Постреволюционная ситуация в Египте не выпадала из поля зрения СМИ и экспертов. А в последние недели обосновалась там совсем прочно — в силу текущего общего обострения, вылившегося во второй акт революции. В обсуждениях анализируются причины того, почему два года спустя после революции последовало ее не то продолжение, не то контрреволюция. Во-вторых, обсуждаются роль армии в этой истории и в других странах. Также анализируется международный контекст и в частности то, каким образом на локальном положении дел сказываются действия внешних политических сил (в первую очередь, США).
Президент Мурси и «Братья-мусульмане»
Кристиан Донат (Christian Donath), политолог из Американского университета в Каире, считает, что Мурси, который с самого начала не пользовался в массах большой популярностью, исчерпал тот незначительный кредит доверия, который у него был. Первоначально, пишет он, за Мурси голосовали даже его нынешние оппоненты, которые, прежде всего, стремились к тому, чтобы к власти не пришел конкурент Мурси Ахмед Шафик, человек из среды старого режима. Иными словами, они предпочли, чтобы власть в стране перешла к «Братьям-мусульманам», но не вернулась снова к тем, кого только что свергли. Были с самого же начала и те, кто, тем не менее, яростно возражал против кандидатуры Мурси, потому что они считали, что его приход к власти – это первый шаг к «талибанизации» Египта. За время правления Мурси не только не сделал ничего, чтобы расположить к себе своих исходных противников, но и разозлил многих из тех, кто за него всё же голосовал.
Главным фактором раздражения, по мнению Доната, стала комбинация неэффективной политики с растущим авторитаризмом власти. Задача была в том, чтобы нормализовать экономику и снизить уровень безработицы. Для этого требовались масштабные реформы, однако быстро такие реформы провести невозможно.

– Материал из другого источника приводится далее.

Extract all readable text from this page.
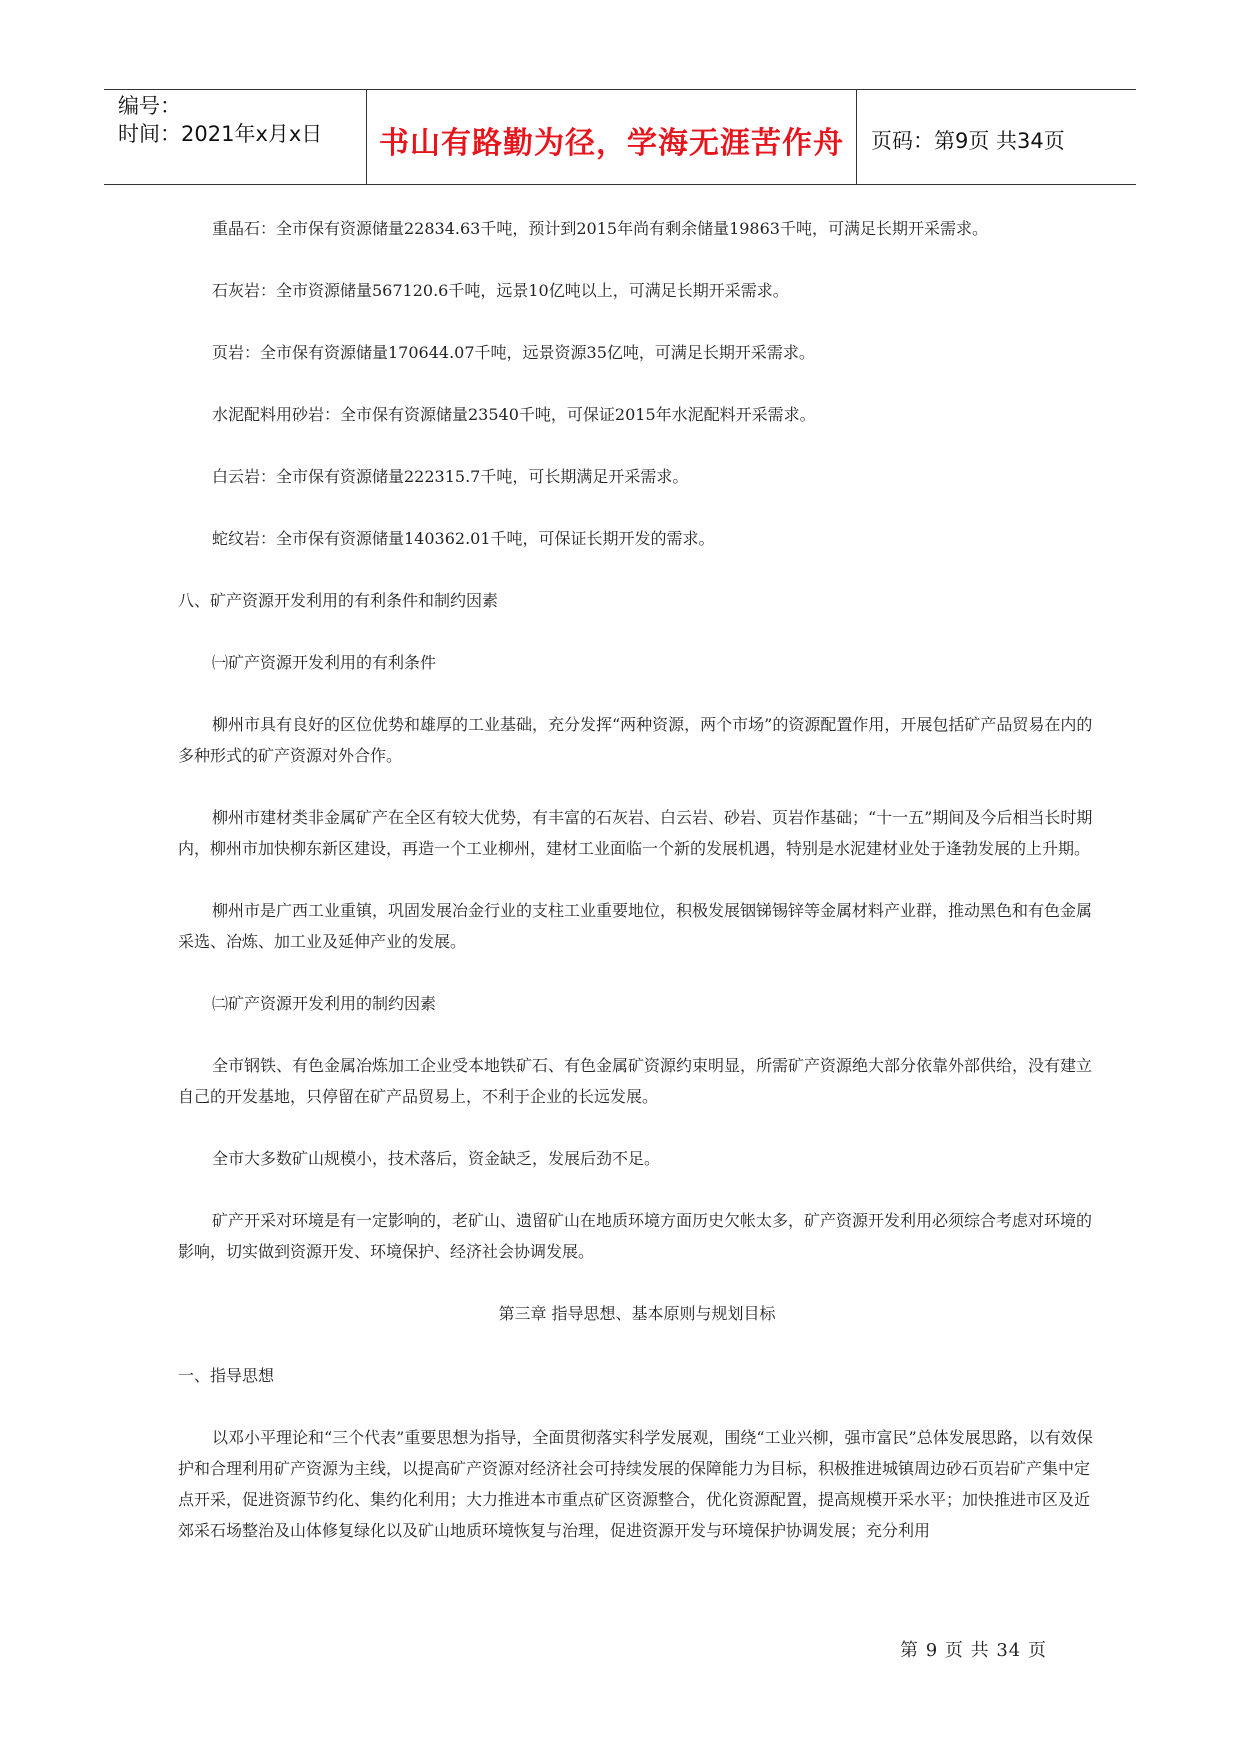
编号：
时间：2021年x月x日	书山有路勤为径，学海无涯苦作舟	页码：第9页 共34页

重晶石：全市保有资源储量22834.63千吨，预计到2015年尚有剩余储量19863千吨，可满足长期开采需求。

石灰岩：全市资源储量567120.6千吨，远景10亿吨以上，可满足长期开采需求。

页岩：全市保有资源储量170644.07千吨，远景资源35亿吨，可满足长期开采需求。

水泥配料用砂岩：全市保有资源储量23540千吨，可保证2015年水泥配料开采需求。

白云岩：全市保有资源储量222315.7千吨，可长期满足开采需求。

蛇纹岩：全市保有资源储量140362.01千吨，可保证长期开发的需求。

八、矿产资源开发利用的有利条件和制约因素

㈠矿产资源开发利用的有利条件

柳州市具有良好的区位优势和雄厚的工业基础，充分发挥“两种资源，两个市场”的资源配置作用，开展包括矿产品贸易在内的多种形式的矿产资源对外合作。

柳州市建材类非金属矿产在全区有较大优势，有丰富的石灰岩、白云岩、砂岩、页岩作基础；“十一五”期间及今后相当长时期内，柳州市加快柳东新区建设，再造一个工业柳州，建材工业面临一个新的发展机遇，特别是水泥建材业处于逢勃发展的上升期。

柳州市是广西工业重镇，巩固发展冶金行业的支柱工业重要地位，积极发展铟锑锡锌等金属材料产业群，推动黑色和有色金属采选、冶炼、加工业及延伸产业的发展。

㈡矿产资源开发利用的制约因素

全市钢铁、有色金属冶炼加工企业受本地铁矿石、有色金属矿资源约束明显，所需矿产资源绝大部分依靠外部供给，没有建立自己的开发基地，只停留在矿产品贸易上，不利于企业的长远发展。

全市大多数矿山规模小，技术落后，资金缺乏，发展后劲不足。

矿产开采对环境是有一定影响的，老矿山、遗留矿山在地质环境方面历史欠帐太多，矿产资源开发利用必须综合考虑对环境的影响，切实做到资源开发、环境保护、经济社会协调发展。

第三章 指导思想、基本原则与规划目标

一、指导思想

以邓小平理论和“三个代表”重要思想为指导，全面贯彻落实科学发展观，围绕“工业兴柳，强市富民”总体发展思路，以有效保护和合理利用矿产资源为主线，以提高矿产资源对经济社会可持续发展的保障能力为目标，积极推进城镇周边砂石页岩矿产集中定点开采，促进资源节约化、集约化利用；大力推进本市重点矿区资源整合，优化资源配置，提高规模开采水平；加快推进市区及近郊采石场整治及山体修复绿化以及矿山地质环境恢复与治理，促进资源开发与环境保护协调发展；充分利用

第 9 页 共 34 页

При этом Мурси пытался проводить их в обход судебной власти, что вызвало бурю недовольства, а очевидных изменений к лучшему в экономическом плане не последовало.
«Было две сферы, в которых Мурси и “Братья-мусульмане”, казалось бы, обладали уникальной компетенцией, чтобы добиться успехов, но и здесь они потерпели неудачу: налаживание социальных услуг и реформа сектора безопасности. С самого рождения организации, то есть с 1930-х гг., “Братья-мусульмане” наращивали себе поддержку среди тех групп населения, нужды которых игнорировало государство, тем, что снабжали их такими общественными благами, как образование, бытовой газ и электричество. В 2011 г. они же использовали свою логистическую компетенцию для того, чтобы снабжать необходимыми ресурсами протестующих против режима Мубарака». Однако, когда «Братья-мусульмане» пришли к власти, они не смогли распространить этот опыт на всю страну так, чтобы это имело какие-либо ощутимые результаты. «Чтобы провести существенные реформы, - объясняет Донат, - потребуются годы. Так что отчасти Мурси и “Братья-мусульмане” стали жертвой раздутых ожиданий». Что, впрочем, не отменяет того, что терпение граждан было подорвано еще и политическими просчетами послереволюционной власти.
Что касается реформы спецслужб, многие оппозиционеры подозревают «Братьев-мусульман» в том, что они решили не вступать с теми в конфликт, а, наоборот, поделить с ними власть и тем самым укрепить свои позиции.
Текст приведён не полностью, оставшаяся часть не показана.